Birkenauer Sonnenuhren-Garten

Im Birkenauer Sonnenuhren-Garten werden seit 2017 die Sonnenuhren von Vinzenz Philippi ausgestellt. Dieser war ein Konstrukteur von Sonnenuhren, aber auch Wasser-, Feuer- und Sanduhren aus Rehlingen im Saarland.  Nun haben einige seiner fantasiereichen Konstruktionen den Weg nach Birkenau gefunden, wo sie als neuer Anziehungspunkt in Birkenau  das Thema Sonnenuhren bereichern.

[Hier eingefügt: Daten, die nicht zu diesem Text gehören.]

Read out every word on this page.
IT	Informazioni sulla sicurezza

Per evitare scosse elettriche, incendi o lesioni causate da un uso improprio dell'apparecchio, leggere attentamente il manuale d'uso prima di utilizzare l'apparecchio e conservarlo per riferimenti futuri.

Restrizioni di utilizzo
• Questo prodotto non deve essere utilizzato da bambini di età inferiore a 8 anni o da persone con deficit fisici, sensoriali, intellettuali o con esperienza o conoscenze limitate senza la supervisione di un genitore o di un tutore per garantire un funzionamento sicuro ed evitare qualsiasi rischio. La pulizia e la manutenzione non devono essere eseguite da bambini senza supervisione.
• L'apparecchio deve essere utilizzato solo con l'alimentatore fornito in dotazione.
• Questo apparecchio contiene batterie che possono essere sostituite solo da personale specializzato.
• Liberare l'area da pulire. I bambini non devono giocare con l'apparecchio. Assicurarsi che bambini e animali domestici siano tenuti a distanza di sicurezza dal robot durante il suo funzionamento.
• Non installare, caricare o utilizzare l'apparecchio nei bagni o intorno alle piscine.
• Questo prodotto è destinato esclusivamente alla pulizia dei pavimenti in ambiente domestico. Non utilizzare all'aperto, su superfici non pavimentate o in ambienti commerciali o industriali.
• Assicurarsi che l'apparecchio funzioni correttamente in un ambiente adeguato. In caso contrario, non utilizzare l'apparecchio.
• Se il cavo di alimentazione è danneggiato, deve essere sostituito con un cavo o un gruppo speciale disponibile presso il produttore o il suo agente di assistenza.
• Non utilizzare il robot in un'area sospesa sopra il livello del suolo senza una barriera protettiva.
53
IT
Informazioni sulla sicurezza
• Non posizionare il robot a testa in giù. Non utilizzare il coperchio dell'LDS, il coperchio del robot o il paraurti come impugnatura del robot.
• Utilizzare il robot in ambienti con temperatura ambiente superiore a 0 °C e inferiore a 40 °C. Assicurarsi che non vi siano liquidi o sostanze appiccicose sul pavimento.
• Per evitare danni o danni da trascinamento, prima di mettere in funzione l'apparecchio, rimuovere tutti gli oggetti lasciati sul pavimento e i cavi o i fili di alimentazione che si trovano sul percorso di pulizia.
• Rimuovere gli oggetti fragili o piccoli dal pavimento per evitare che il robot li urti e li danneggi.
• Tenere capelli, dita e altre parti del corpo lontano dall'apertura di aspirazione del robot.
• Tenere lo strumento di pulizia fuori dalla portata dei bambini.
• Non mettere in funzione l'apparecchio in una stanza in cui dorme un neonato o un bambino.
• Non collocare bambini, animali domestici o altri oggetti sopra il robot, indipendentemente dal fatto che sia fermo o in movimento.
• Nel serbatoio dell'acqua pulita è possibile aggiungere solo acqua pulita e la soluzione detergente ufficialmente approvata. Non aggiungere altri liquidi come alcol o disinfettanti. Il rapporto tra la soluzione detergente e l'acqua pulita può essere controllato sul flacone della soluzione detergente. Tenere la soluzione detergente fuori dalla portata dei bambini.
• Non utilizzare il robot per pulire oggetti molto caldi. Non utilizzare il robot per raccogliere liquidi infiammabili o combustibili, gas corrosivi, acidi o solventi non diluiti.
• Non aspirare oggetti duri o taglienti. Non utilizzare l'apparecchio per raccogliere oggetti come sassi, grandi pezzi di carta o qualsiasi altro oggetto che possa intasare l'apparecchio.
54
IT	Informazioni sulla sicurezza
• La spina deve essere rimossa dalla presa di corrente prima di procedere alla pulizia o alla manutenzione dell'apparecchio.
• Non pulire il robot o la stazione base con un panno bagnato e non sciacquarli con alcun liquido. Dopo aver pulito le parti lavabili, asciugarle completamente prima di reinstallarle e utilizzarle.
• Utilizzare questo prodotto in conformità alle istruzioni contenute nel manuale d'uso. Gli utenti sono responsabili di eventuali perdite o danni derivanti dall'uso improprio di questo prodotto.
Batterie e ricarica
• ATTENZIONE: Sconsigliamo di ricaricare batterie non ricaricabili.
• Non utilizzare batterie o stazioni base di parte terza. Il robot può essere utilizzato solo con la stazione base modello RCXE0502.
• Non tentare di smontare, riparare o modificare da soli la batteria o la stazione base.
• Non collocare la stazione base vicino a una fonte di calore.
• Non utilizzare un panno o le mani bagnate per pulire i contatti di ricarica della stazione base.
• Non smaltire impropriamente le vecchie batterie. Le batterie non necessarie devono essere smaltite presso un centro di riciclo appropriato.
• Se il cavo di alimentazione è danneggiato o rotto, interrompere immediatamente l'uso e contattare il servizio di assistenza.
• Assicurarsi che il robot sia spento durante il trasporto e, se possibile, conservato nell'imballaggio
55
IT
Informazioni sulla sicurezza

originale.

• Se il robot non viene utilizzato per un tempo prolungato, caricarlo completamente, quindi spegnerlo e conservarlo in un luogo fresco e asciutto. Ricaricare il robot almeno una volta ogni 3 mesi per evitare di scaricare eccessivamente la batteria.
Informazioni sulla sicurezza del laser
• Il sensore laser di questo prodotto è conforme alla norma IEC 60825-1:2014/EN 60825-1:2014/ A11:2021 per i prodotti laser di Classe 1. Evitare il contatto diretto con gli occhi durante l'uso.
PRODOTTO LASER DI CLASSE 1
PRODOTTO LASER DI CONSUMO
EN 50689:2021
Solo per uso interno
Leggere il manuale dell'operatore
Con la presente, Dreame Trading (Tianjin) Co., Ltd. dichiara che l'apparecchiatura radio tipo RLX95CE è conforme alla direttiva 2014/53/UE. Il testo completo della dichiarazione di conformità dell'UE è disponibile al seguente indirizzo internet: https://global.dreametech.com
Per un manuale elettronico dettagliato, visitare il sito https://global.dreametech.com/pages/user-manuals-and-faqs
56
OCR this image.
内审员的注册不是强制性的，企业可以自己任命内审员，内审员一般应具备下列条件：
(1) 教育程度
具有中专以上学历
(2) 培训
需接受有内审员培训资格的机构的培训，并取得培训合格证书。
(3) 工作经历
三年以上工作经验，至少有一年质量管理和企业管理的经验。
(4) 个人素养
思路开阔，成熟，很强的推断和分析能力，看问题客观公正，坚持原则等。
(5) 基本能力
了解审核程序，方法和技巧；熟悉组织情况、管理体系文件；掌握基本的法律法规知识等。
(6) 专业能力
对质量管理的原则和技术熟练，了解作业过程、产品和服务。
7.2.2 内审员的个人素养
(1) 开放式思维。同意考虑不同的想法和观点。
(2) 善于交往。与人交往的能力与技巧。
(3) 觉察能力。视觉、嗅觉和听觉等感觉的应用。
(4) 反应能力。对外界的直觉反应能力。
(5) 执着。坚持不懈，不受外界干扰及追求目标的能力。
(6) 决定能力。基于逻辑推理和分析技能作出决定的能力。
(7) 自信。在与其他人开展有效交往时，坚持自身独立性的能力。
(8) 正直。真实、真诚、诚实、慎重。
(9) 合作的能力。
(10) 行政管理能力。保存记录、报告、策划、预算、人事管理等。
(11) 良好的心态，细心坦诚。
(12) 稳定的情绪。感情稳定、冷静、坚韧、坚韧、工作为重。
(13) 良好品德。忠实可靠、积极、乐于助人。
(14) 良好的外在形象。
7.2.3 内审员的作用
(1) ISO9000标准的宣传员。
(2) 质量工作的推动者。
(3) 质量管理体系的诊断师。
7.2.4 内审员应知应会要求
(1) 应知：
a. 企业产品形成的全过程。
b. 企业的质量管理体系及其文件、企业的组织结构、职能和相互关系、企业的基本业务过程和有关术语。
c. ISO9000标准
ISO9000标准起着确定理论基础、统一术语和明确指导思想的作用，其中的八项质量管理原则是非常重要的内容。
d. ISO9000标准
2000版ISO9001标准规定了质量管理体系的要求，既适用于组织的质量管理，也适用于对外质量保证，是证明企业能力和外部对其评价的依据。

Die Nr. 1 ist eine horizontale Sonnenuhr, bei der das Zifferblatt parallel zur Erdoberfläche ausgerichtet ist. Sie zeigt die MEZ und den wahren Ortsmittag, sowie die Tag- und Nachtgleiche-Daten.

Die beiden Vielflächner bestehen aus Metall und stellen auf jeder der 8 bzw. 12 Flächen eigene Sonnenuhren dar. Jede Fläche ist beim 8-Fächner zusätzlich mit einem eingravierten Spruch verziert, beim 12-Flächner sind die Flächen den einzelnen Monaten gewidmet.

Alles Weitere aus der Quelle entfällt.